No Brasil, os familiares são consultados sobre a doação apenas após a morte cerebral. O problema é que a agilidade na decisão e na cirurgia de retirada dos órgãos e dos tecidos é fundamental para o sucesso no procedimento. Cada parte do corpo tem uma “validade” após a morte.

O coração, por exemplo, precisa ser retirado antes da parada cardíaca e tem que ser transplantado em até seis horas. É aí que entra outro complicador: a falta de estrutura em hospitais no interior. Nem todas as unidades de saúde têm equipamentos e profissionais capazes para atestar a morte encefálica, o que inviabiliza a doação, segundo o presidente da Associação Brasileira de Transplante de Órgãos, Paulo Pêgo Fernandes.

Isso acontece para tristeza de pessoas como o jornalista Matheus Cruz Labóissiere, 31. Ele aguarda um transplante de rins há quase dez anos. Enquanto não consegue, adéqua a vida em função do tratamento. “Como tenho que fazer hemodiálise e mantenho uma dieta rígida, adapto meus horários de trabalho, não viajo, não almoço fora”, conta.

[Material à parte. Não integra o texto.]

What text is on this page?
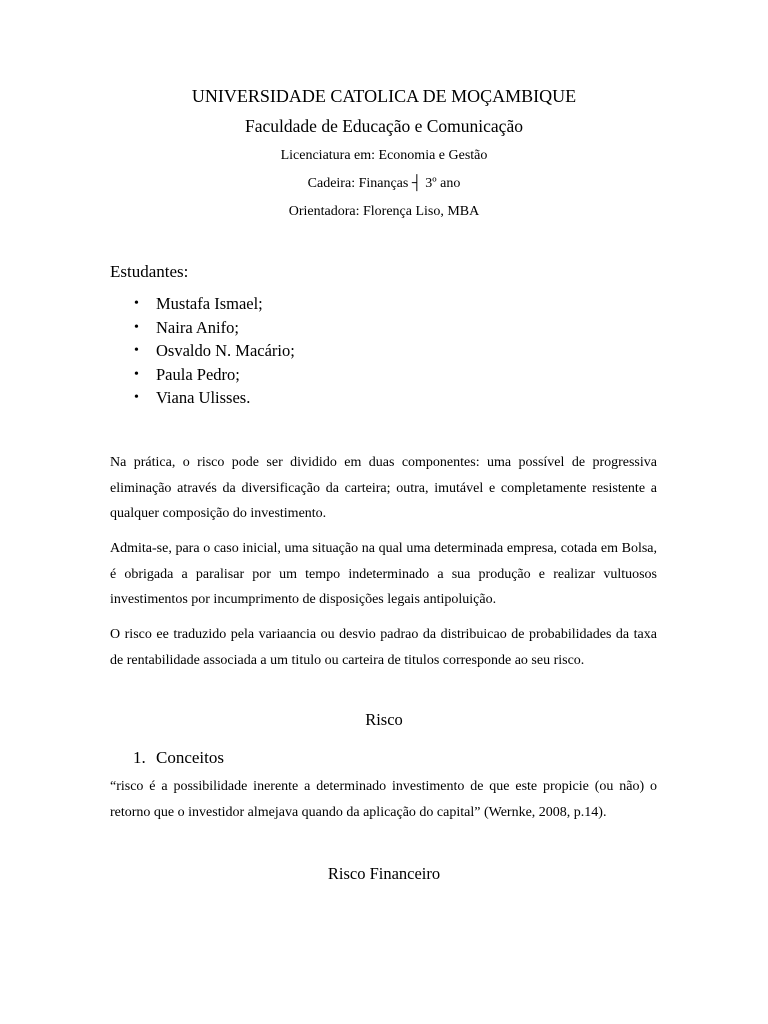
UNIVERSIDADE CATOLICA DE MOÇAMBIQUE
Faculdade de Educação e Comunicação
Licenciatura em: Economia e Gestão
Cadeira: Finanças ┤ 3º ano
Orientadora: Florença Liso, MBA
Estudantes:
• Mustafa Ismael;
• Naira Anifo;
• Osvaldo N. Macário;
• Paula Pedro;
• Viana Ulisses.

Na prática, o risco pode ser dividido em duas componentes: uma possível de progressiva eliminação através da diversificação da carteira; outra, imutável e completamente resistente a qualquer composição do investimento.

Admita-se, para o caso inicial, uma situação na qual uma determinada empresa, cotada em Bolsa, é obrigada a paralisar por um tempo indeterminado a sua produção e realizar vultuosos investimentos por incumprimento de disposições legais antipoluição.

O risco ee traduzido pela variaancia ou desvio padrao da distribuicao de probabilidades da taxa de rentabilidade associada a um titulo ou carteira de titulos corresponde ao seu risco.

Risco
1. Conceitos

“risco é a possibilidade inerente a determinado investimento de que este propicie (ou não) o retorno que o investidor almejava quando da aplicação do capital” (Wernke, 2008, p.14).

Risco Financeiro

A longa espera impede até que ele faça planos para o futuro. “Eu nem tive tempo de ter sonhos. Não faço planos de longo prazo porque não sei como vai estar minha vida. Prefiro nem pensar na minha realidade de estar vivo por causa de uma máquina em um tratamento agressivo que também me tira um pouco de vida”, lamenta.

Ação. No último dia 27, data em que se celebra o Dia Nacional de Incentivo à Doação de Órgãos, o Ministério da Saúde lançou a campanha Espalhe Amor, Doe Órgãos para estimular as pessoas.

Referência. Em nota, o Ministério da Saúde informou que o país é referência mundial na área de transplantes. Atualmente, 96% dos procedimentos de todo o país são financiados pelo Sistema Único de Saúde.

Crescimento. No primeiro semestre de 2018, houve aumento de 7% no número de doadores no país, comparando-se com o mesmo período de 2017, passando de 1.653 para 1.765.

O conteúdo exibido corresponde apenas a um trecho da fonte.